Marie Rowley, Marketing and Communications Manager
We are looking for Members to participate in our annual MOSAIC gala on Monday, August 8, at the Chicago History Museum, through Activation Tables. At these interactive stations, a representative from your organization will be stationed during the reception to demonstrate an activity or share objects/photos/items that represent your culture and your connection to the Chicago Cultural Alliance. For example, in the past we have had someone playing a traditional instrument, someone doing traditional calligraphy, someone doing henna painting, or someone sharing objects from their archives.
A small stipend is available for participating.
To apply, please complete the information listed below on a Word Doc (.docx) or PDF and email it to [email protected] with “Activation Table” in the subject line no later than 5pm CT on Monday, May 16.
Activation Tables are a way to showcase the programming of your organizations and your partnership with the Chicago Cultural Alliance to our vast network of donors.
These tables should be inspired by either a project, program, or service that Chicago Cultural Alliance has run and has served your organization, or an event or program you organized in collaboration with the Alliance. For example, you could share photos or artifacts from your archives, which connect to the Conservation and Collections Program. You could have someone doing a craft demonstration or musical performance that they have previously done during Inherit Chicago or Journey Chicago.
At the tables, representatives from your organization will be stationed to talk about your programs, your organization, and your connection to the Alliance.
Please fill in the details below for your proposed activation table and additional notes you can share with guests of the MOSAIC Gala.
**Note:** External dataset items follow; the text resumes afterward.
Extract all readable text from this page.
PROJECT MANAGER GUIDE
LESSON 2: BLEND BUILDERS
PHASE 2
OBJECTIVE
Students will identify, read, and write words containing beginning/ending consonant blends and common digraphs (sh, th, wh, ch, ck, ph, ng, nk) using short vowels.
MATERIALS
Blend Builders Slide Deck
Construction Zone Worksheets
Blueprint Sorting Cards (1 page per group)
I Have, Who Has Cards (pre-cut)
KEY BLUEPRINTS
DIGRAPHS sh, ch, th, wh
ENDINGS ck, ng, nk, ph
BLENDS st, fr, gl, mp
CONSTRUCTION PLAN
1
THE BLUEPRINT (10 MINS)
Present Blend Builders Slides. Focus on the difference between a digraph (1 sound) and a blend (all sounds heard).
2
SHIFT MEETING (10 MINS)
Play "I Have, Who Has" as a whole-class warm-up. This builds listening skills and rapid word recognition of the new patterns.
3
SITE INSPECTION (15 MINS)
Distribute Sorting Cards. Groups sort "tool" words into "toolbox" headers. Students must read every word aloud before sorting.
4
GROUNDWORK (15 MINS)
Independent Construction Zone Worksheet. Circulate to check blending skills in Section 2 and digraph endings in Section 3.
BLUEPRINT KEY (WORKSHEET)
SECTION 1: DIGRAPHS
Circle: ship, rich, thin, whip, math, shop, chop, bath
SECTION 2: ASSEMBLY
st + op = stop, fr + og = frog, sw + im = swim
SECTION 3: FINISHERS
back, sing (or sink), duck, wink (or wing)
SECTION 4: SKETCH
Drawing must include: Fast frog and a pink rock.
Feel free to share any other details about your programming and organization!
COMPLETE THIS INFORMATION:
Primary Contact(s) Name, Email:
Representatives at Table:
How it is connected to the Chicago Cultural Alliance:
In partnership with We Will Chicago, the Alliance staff will be hosting two virtual discussion sessions in May to hear your opinions on the city’s arts and culture infrastructure, support, and access to resources. The first discussion will take place on Friday, May 6 at 4:00pm, directly after our Virtual Town Hall, and the second will take place on Friday, May 20 at 3:00pm. You are invited to participate in either session, or both. A representative from the Driehaus Foundation will also attend these sessions to hear your concerns.
Core Members can receive $100 for their organization for participating in at least one of these sessions. We will randomly choose ten attendees from either session and notify the winners on May 23. The $100 stipends will be mailed as a check from the CCA.
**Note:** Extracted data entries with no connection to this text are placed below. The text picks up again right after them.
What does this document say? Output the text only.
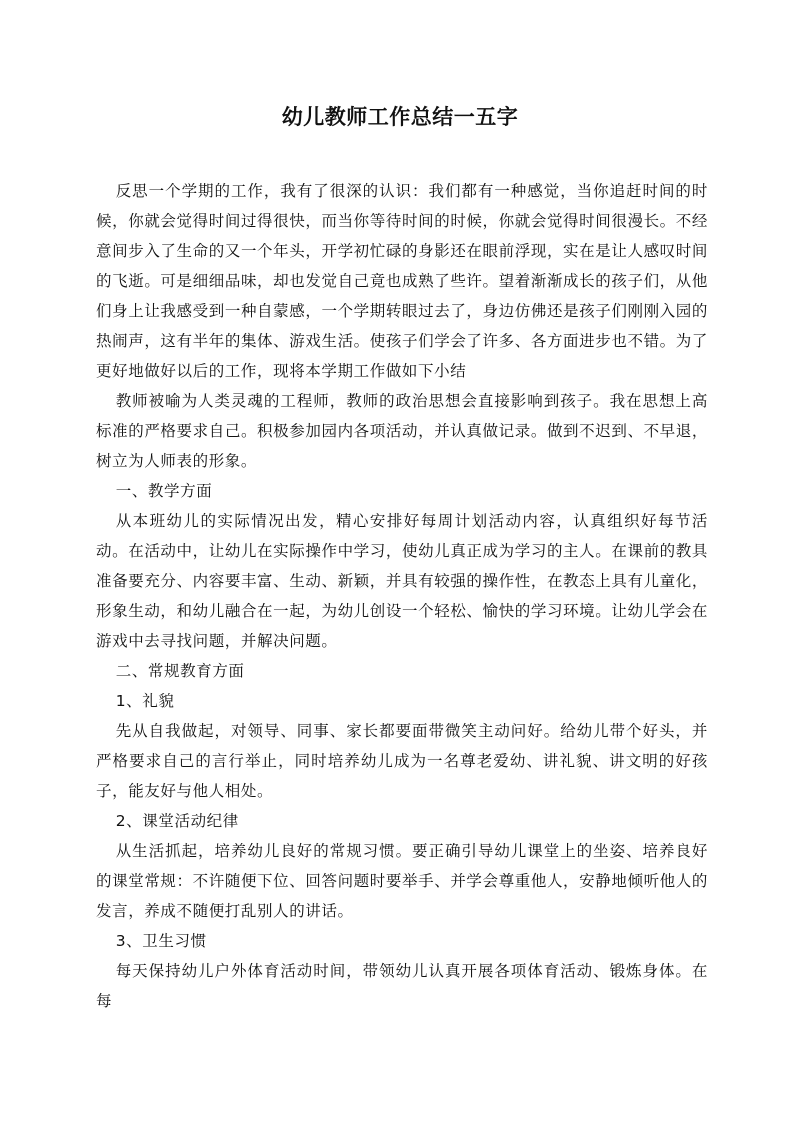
幼儿教师工作总结一五字

反思一个学期的工作，我有了很深的认识：我们都有一种感觉，当你追赶时间的时候，你就会觉得时间过得很快，而当你等待时间的时候，你就会觉得时间很漫长。不经意间步入了生命的又一个年头，开学初忙碌的身影还在眼前浮现，实在是让人感叹时间的飞逝。可是细细品味，却也发觉自己竟也成熟了些许。望着渐渐成长的孩子们，从他们身上让我感受到一种自蒙感，一个学期转眼过去了，身边仿佛还是孩子们刚刚入园的热闹声，这有半年的集体、游戏生活。使孩子们学会了许多、各方面进步也不错。为了更好地做好以后的工作，现将本学期工作做如下小结

教师被喻为人类灵魂的工程师，教师的政治思想会直接影响到孩子。我在思想上高标准的严格要求自己。积极参加园内各项活动，并认真做记录。做到不迟到、不早退，树立为人师表的形象。

一、教学方面

从本班幼儿的实际情况出发，精心安排好每周计划活动内容，认真组织好每节活动。在活动中，让幼儿在实际操作中学习，使幼儿真正成为学习的主人。在课前的教具准备要充分、内容要丰富、生动、新颖，并具有较强的操作性，在教态上具有儿童化，形象生动，和幼儿融合在一起，为幼儿创设一个轻松、愉快的学习环境。让幼儿学会在游戏中去寻找问题，并解决问题。

二、常规教育方面

1、礼貌

先从自我做起，对领导、同事、家长都要面带微笑主动问好。给幼儿带个好头，并严格要求自己的言行举止，同时培养幼儿成为一名尊老爱幼、讲礼貌、讲文明的好孩子，能友好与他人相处。

2、课堂活动纪律

从生活抓起，培养幼儿良好的常规习惯。要正确引导幼儿课堂上的坐姿、培养良好的课堂常规：不许随便下位、回答问题时要举手、并学会尊重他人，安静地倾听他人的发言，养成不随便打乱别人的讲话。

3、卫生习惯

每天保持幼儿户外体育活动时间，带领幼儿认真开展各项体育活动、锻炼身体。在每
Your valuable insights as cultural professionals can help shape the city’s priorities. We hope you will join us and share your thoughts with us and with We Will Chicago!
Friday, May 6
4:00pm-5:00pm (directly after the Virtual Town Hall) Focus of this discussion:
How can we foster a resilient creative sector that embraces and supports a diverse and varied creative workforce, recognizing that past support has not always been equitable?
How can we reimagine the traditional means of support for arts and culture to realize a healthy and sustainable level of investment that is equitably allocated and driven by community?
How can we ensure that all Chicago communities can participate in, have access to, and benefit from the ability of arts and culture to build social capital, bridge divides, and provide healing?